India had originally drafted the tariffs in June 2018 in retaliation against the US decision to implement tariffs on US imports of steel and aluminium articles.
The US also claims India is putting up digital trade barriers. “India’s proposed regulations on digital trade and electronic commerce include data localization requirements and restrictions on cross-border data flows could serve as a barrier for a wide range of bilateral goods and services trade,” the National Trade Estimate Report 2022 released by the US Trade Representatives (USTR) on Foreign Trade Barriers reads.
US emerges as India’s biggest trading partner
Trade between the two countries has reached a record high and the US has emerged as India's biggest trading partner. According to the provisional data of the Commerce Ministry, bilateral trade between India and the US has increased by 7.65 percent to $128.55 billion in 2022-23 against $119.5 billion in 2021-22. It was $80.51 billion in 2020-21.

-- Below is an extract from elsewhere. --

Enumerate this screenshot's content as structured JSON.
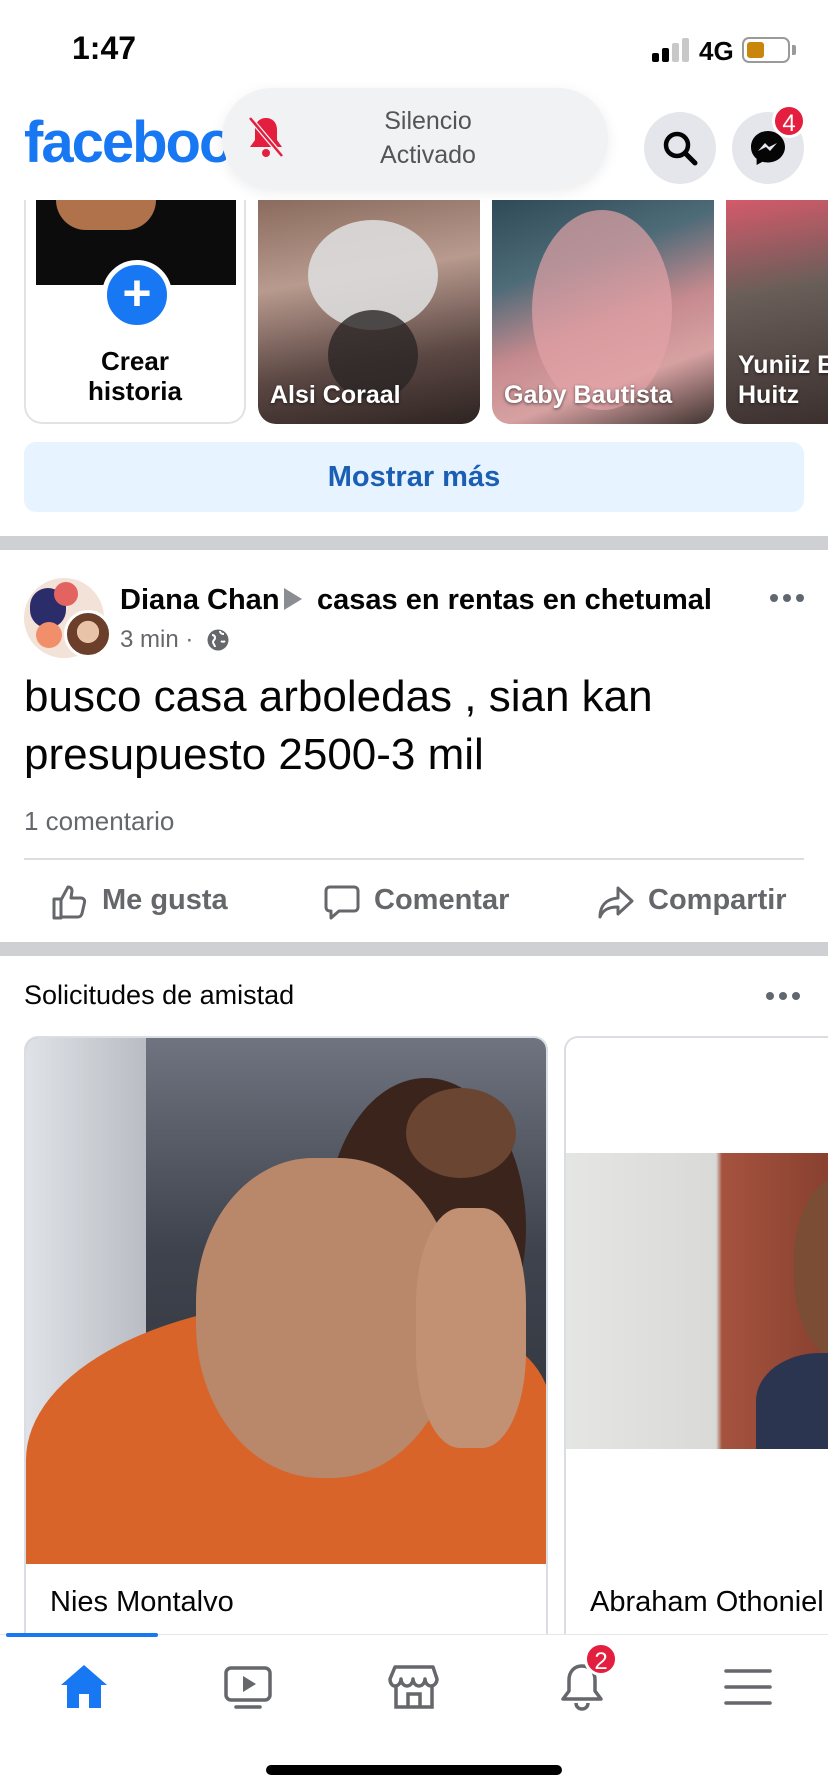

The US has been nudging India to join the US-led Indo-Pacific Economic Framework’s (IPEF) trade pillar, which is another issue likely to be discussed during the visit.
India has signed up for three pillars of the IPEF—a commitment to building more resilient supply chains, tapping clean energy opportunities, and combating corruption—but has opted out of the fourth pillar (trade), citing reservations about the commitments required on environment, labour, digital trade and public procurement.